20.09.2018

#„Krótkie” 15 miesięcy Jonesa

Amerykańska Agencja Dopingowa ukarała Jona Jonesa 15-miesięcznym zawieszeniem za stosowanie niedozwolonych środków. Popularny "Bones" będzie mógł powrócić do rywalizacji już 28 października br.

Czas szybko leci, prawda? De facto za półtora miesiąca amerykański zawodnik MMA będzie "czysty". Wynika to z faktu, że u Jona Jonesa niedozwoloną substancję wykryto po gali UFC 214, która odbyła się w lipcu zeszłego roku. Wtedy to „Bones” pokonał Daniela Cormiera i zdobył pas, jednak później okazało się, że stosował turinabol. Z czasem wynik walki uznano za no contest i pochylono się nad sprawą Jonesa. Kara liczy się od tamtego czasu, czyli 28 lipca. Co ciekawe, spekulowano, że byłego mistrza wagi półciężkiej czeka nawet 48 miesięcy. Warto przypomnieć, że Jones zaliczył drugą dopingową wpadkę w karierze. Pierwsza miała miejsce przed galą UFC 200 (lipiec 2016 roku), kiedy to Amerykanin nie przeszedł kontroli antydopingowej.

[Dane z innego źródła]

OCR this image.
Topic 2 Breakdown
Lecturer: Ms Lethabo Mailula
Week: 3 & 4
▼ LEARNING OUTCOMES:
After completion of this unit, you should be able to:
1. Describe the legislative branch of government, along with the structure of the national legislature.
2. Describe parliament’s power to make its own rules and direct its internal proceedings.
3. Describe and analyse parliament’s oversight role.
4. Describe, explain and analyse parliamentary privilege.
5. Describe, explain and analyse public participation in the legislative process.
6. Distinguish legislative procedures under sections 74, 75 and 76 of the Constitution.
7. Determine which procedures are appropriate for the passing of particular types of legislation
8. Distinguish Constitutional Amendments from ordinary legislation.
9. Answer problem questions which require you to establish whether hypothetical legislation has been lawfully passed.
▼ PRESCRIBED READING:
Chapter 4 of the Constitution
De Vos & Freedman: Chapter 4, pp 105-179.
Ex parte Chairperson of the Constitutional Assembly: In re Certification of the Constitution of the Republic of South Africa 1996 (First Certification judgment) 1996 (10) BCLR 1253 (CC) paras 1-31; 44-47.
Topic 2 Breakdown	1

Wracając do głównego wątku, Jones został łagodnie potraktowany ze względu na znaczącą pomoc. Chodzi o współpracę Amerykanina w zakresie zidentyfikowania naruszeń przepisów przez innych zawodników bądź ludzi ze środowiska. Szczegóły sprawy nie są jednak znane, ale za pomoc Jones otrzymał… nagrodę w postaci redukcji kary z 48 na 15 miesięcy. W całej sprawie jest jednak mały haczyk. Jones zobowiązany jest, aby kontynuować współpracę z USADA, ponieważ inaczej redukcja kary może zostać cofnięta.

Kiedy Jon Jones wróci do oktagonu? Jako, że kara kończy się 28 października były mistrz wagi półciężkiej mógłby zaprezentować się na gali UFC 230, którą zaplanowano na 3 listopada w Nowym Jorku. Prawdopodobnie jednak Jones nie jest szykowany do występu w Madison Square Garden.

Z pewnością Jones poczuł ulgę po ogłoszeniu zawieszenia. – Trudno wyrazić co czuję, ale moje serce wypełnione jest wdzięcznością. Dziękuję wszystkim, którzy stali przy mnie w tym trudnym okresie mojego życia. To znaczy wiele. Teraz skupiam się na przyszłości. Droga do odzyskania tronu została otwarta – napisał Amerykanin w mediach społecznościowych.